For all that talk, the chocolate is not really an overpowering presence in this recipe. Rather, it hangs around in the background adding a subtle but definite richness. The result of a whole day of searching for ideas, browsing recipes and building the dish ingredient by ingredient, the chili ended up with plenty of flavour – the sweet richness of the chocolate, smokiness of chorizo, bacon and smoked paprika, tang from the vinegar, heartiness from the beans, depth from the coffee and magic from the anchovies. The one thing I miss here though, is texture and for that I would probably add in chunks of diced meat next time but otherwise, this was pronounced pretty damn good as it is.
One of the reasons there aren’t pretty pics is that this is still a Work in Progress sort of a recipe for me and I want to revisit it one of these days… probably for an enchilada. The other day there was this moment of panic when I I thought about that. Much self flagellation for my laziness followed and then a decision to quickly post it here before I lose it again. And if I did THAT.. then that looong afternoon, where I painstakingly built the dish – tasting, adding, balancing flavours till it reached where I wished it to, that afternoon would never forgive me. What’s more, neither would those who ate it and are hoping for it to show up again on the table one of these days.

- 2T oil
- 2 onions, chopped
- 150gm chopped chorizo
- roughly 100 gm chopped bacon
- 500 gms minced lamb/beef
- 2t coriander seeds toasted and roughly pounded
- 1 t chilli flakes
- 4t brown sugar
- ¼ c vinegar
- ¼ t coffee
- 85 gm choc
- 1 t oregano
- ¼ t Cinnamon
- Pepper
- 1 can anchovies
- 1 ancho chili or another thick, unspicey chilli roasted, soaked and then ground
- ½ c tomato puree
- 1 t each sweet and smoked paprika
- ¼ c tom kethchup
- 1 t jalapeño
- ⅓ c kidney beans, soaked overnight and then boiled till soft
- Heat oil and add the bacon.
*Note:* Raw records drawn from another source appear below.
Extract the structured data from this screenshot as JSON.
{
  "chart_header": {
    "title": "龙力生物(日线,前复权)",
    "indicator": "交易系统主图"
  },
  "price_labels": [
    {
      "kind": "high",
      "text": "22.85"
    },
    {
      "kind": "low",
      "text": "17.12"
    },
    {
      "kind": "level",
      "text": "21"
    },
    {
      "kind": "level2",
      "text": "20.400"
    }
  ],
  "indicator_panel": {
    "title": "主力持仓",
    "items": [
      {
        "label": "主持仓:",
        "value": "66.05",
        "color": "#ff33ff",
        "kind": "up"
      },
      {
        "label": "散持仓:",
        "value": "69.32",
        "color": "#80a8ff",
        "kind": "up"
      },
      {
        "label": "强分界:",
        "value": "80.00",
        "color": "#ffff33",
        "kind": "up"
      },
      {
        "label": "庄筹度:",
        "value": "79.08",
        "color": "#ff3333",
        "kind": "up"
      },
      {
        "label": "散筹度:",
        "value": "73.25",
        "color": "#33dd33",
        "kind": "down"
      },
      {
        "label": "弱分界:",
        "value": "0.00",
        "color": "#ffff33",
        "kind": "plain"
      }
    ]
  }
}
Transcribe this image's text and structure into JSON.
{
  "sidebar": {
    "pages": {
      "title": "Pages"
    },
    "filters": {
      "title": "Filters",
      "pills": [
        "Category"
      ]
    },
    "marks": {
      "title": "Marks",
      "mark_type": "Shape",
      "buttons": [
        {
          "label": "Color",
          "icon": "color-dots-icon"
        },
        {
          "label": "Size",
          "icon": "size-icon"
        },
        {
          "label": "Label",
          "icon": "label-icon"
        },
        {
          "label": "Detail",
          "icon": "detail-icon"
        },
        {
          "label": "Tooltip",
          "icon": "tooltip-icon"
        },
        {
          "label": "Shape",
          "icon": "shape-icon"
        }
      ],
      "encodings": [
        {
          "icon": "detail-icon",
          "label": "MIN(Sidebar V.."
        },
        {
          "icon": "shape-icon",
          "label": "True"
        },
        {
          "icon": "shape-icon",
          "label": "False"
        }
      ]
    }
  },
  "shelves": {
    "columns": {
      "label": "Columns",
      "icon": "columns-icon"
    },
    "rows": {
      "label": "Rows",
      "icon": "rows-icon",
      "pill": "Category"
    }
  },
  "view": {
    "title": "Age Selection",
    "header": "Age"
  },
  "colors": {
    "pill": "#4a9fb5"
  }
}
Cook till the fat is rendered. Ad chorizo and stir fry for another 3-5 minutes till the cubes darken in colour.
- Add onions and cook till softened and translucent. Now add in the minced meat, coriander and chilli flakes and stir fry till fat separated.
- Throw in the rest of the ingredients, bring to a boil and then simmer for about an hour and a half till the chilli is thick and the fat is separated. I find that cooking for a long time enhances the flavour of this dish. If along the way, the chilli seems to be drying up or getting far too thick, feel free to add in some stock or water till the chilli loosens up. By the time its done, you will see some flat beading on the edges of your dish and the chilli will be dark, thick and just pourable.
- Check for seasoning and adjust as required.
- If you like the chilli to be spicier, add more jalapeño or chilli flakes. For more tang you could increase the vinegar.
Meryl says
This was sooo good! You have to eat it to believe it.
Rutvika says
After tasting and learning the bacon jam at your workshop, I am game for anything that has bacon, especially if it’s your recipe. Will definitely try it and let you know!